Mathematics doi: 10.3390/math14040586

Authors: Ruilin Zhang Jun Wang Guojie Xie

In response to the widespread adoption of hybrid work models, organizations must strategically address the challenges of knowledge transfer and organizational learning in distributed environments. We extend March’s computational model of organizational learning by initially incorporating three variables: the ratio of tacit-to-explicit knowledge, the proportion of remote workers, and structured shift arrangements. The extended model incorporates distinct subgroups for remote and on-site workers, organizational memory mechanisms for tacit knowledge exchange, and alternating work location schedules designed to foster interaction.
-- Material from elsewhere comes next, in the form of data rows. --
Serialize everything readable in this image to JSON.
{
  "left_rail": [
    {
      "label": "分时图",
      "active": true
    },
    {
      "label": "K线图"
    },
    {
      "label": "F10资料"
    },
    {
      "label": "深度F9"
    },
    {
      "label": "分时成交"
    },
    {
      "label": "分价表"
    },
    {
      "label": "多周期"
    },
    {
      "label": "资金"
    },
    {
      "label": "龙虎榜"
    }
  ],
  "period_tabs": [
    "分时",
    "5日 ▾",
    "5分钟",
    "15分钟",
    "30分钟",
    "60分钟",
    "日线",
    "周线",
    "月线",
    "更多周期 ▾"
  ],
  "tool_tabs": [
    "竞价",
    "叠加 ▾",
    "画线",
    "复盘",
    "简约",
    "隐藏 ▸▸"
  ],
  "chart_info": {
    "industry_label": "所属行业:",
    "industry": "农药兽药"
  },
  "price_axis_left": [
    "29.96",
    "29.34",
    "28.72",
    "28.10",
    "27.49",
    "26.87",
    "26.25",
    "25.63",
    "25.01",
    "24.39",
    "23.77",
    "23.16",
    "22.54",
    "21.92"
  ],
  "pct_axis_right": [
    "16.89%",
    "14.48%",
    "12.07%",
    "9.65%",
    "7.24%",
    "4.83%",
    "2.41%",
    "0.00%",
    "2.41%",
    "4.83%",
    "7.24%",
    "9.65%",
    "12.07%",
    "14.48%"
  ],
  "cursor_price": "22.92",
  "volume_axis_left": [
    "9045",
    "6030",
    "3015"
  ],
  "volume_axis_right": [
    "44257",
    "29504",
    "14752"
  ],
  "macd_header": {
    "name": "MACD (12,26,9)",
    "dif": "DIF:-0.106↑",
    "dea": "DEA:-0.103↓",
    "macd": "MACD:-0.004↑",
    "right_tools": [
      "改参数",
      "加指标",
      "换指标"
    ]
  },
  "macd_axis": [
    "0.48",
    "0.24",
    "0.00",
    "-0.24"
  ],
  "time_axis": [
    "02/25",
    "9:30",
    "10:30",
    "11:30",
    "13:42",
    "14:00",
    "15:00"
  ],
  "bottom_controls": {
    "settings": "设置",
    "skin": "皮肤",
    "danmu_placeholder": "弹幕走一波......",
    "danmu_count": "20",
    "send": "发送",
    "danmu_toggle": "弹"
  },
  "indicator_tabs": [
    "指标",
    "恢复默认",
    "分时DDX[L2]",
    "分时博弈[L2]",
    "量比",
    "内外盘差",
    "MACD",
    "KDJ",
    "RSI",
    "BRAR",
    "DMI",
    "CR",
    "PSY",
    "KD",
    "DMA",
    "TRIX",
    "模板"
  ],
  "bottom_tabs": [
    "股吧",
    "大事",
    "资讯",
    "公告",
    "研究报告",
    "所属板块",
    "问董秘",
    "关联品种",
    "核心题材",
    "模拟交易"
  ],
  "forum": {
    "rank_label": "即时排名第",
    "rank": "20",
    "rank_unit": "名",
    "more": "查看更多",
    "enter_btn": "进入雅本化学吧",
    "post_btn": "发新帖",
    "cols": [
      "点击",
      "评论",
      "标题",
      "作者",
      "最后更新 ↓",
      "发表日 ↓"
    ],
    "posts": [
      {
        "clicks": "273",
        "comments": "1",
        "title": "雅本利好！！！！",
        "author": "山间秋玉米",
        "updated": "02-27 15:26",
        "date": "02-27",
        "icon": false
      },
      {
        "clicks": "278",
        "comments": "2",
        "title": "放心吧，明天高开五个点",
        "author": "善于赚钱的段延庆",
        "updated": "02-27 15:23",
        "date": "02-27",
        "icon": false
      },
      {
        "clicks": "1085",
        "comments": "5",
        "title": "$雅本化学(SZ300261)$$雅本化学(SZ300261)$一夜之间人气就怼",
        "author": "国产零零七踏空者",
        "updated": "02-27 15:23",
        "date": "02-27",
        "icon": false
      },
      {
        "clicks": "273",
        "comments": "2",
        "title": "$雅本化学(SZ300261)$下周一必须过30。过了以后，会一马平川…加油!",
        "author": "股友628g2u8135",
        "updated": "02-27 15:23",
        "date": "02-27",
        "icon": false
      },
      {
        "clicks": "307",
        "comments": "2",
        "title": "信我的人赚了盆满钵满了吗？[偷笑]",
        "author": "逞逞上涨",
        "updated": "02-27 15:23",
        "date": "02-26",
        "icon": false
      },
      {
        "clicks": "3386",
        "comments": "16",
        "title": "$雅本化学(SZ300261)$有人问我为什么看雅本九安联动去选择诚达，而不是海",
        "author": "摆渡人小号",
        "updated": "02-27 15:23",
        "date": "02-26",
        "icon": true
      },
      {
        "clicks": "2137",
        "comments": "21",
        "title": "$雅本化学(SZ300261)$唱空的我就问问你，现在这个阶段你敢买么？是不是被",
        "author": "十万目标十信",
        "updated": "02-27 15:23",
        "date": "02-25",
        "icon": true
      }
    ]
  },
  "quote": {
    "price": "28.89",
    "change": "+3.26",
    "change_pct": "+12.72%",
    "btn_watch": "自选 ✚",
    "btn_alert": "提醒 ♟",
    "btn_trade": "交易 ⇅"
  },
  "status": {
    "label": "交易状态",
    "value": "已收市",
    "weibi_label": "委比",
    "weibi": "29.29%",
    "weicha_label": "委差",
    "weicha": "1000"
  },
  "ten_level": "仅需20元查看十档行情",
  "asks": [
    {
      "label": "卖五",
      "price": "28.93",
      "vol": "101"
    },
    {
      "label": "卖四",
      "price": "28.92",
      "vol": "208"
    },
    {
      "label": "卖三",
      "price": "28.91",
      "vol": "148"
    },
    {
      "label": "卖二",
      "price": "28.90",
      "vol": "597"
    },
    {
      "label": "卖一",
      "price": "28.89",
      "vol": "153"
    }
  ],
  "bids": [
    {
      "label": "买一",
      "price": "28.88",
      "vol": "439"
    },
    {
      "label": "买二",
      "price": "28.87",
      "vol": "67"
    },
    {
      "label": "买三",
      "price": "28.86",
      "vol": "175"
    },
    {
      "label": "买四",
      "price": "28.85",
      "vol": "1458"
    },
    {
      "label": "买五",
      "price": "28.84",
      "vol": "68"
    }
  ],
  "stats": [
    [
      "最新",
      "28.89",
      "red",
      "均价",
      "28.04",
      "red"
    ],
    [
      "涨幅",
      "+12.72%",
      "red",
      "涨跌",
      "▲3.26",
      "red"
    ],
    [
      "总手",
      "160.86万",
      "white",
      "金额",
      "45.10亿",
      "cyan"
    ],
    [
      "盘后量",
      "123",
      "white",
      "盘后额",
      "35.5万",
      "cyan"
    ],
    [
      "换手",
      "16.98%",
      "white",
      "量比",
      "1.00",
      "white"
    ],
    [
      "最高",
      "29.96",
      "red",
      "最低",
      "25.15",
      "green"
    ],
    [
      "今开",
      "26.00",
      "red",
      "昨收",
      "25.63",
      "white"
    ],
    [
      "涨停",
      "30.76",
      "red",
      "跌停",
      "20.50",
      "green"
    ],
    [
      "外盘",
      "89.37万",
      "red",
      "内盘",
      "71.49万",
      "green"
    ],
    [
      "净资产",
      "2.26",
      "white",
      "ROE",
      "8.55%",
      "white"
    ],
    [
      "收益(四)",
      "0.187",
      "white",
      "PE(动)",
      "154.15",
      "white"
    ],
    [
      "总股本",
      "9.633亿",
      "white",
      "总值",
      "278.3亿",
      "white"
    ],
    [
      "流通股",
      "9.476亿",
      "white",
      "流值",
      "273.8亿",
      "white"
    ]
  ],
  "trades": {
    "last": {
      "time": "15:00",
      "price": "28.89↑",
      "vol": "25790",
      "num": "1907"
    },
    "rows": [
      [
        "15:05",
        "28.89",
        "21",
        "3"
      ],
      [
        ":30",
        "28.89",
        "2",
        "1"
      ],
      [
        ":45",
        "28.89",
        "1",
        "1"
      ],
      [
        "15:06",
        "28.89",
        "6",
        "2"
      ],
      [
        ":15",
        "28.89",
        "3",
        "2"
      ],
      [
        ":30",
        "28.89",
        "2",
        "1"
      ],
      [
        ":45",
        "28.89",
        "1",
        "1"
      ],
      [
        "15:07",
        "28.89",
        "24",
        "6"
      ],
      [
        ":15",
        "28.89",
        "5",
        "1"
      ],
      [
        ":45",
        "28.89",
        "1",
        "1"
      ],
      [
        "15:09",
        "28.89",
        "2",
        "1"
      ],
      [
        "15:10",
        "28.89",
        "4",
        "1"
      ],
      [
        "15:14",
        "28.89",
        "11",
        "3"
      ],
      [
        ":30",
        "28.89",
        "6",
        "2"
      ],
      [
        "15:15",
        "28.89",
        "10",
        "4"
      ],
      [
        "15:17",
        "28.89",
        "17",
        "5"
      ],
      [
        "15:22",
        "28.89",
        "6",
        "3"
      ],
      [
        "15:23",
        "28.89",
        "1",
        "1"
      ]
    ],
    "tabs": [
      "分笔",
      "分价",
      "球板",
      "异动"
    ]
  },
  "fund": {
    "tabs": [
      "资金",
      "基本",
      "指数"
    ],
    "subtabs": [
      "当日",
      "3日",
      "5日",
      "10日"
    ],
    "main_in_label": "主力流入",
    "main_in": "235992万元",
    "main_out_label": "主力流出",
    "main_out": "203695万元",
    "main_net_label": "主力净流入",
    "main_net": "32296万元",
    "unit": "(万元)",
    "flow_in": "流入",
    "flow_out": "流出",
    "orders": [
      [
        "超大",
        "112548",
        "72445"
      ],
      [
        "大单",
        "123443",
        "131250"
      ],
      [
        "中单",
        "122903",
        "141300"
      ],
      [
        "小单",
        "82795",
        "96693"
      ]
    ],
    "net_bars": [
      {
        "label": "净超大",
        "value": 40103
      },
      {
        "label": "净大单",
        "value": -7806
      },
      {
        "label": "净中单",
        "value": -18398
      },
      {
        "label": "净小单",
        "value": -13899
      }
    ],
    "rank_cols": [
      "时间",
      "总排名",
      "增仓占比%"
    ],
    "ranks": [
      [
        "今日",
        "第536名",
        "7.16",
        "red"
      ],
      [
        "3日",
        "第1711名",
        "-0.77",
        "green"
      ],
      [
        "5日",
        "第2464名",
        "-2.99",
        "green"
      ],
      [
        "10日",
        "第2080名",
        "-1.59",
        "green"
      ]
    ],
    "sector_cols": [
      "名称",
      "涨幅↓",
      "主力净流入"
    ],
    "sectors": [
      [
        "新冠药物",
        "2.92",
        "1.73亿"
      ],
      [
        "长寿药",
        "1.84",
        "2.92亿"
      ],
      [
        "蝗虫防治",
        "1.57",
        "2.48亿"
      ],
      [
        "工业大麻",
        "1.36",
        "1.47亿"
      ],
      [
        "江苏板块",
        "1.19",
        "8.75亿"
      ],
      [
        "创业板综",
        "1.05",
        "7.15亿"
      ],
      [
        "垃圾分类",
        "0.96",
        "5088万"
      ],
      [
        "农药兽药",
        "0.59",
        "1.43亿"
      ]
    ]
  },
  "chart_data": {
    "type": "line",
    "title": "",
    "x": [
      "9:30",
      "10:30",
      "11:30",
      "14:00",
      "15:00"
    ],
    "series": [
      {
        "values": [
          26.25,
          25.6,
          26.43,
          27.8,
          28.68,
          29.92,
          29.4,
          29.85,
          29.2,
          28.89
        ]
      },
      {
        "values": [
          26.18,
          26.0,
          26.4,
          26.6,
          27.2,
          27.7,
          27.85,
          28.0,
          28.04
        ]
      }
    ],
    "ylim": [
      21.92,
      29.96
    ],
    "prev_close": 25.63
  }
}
Simulation results reveal that under non-contact scheduling, the interaction effect between learning from code/memory ( p1) and the proportion of tacit knowledge (q) is insignificant, while the coefficient of interaction effect  p2× q between learning by code/memory ( p2) and q is twice that under partial-contact or full-contact scheduling. Moreover, under full-contact scheduling, the interaction effect between  p1 and the proportion of work-from-home employees (wfh) is insignificant (p > 0.1), whereas the interaction effect between  p2 and wfh is significant (p< 0.05). Aligning with March’s findings that a low  p1 and high  p2 contribute to higher organizational knowledge, our simulation results indicate that non-contact scheduling preserves knowledge diversity, and full-contact scheduling promotes small-world network effects, thereby enhancing organizational knowledge equilibrium. These findings position hybrid work scheduling as a data-driven managerial decision, and the proposed model offers analytical insights for optimizing knowledge processes within business analytics contexts.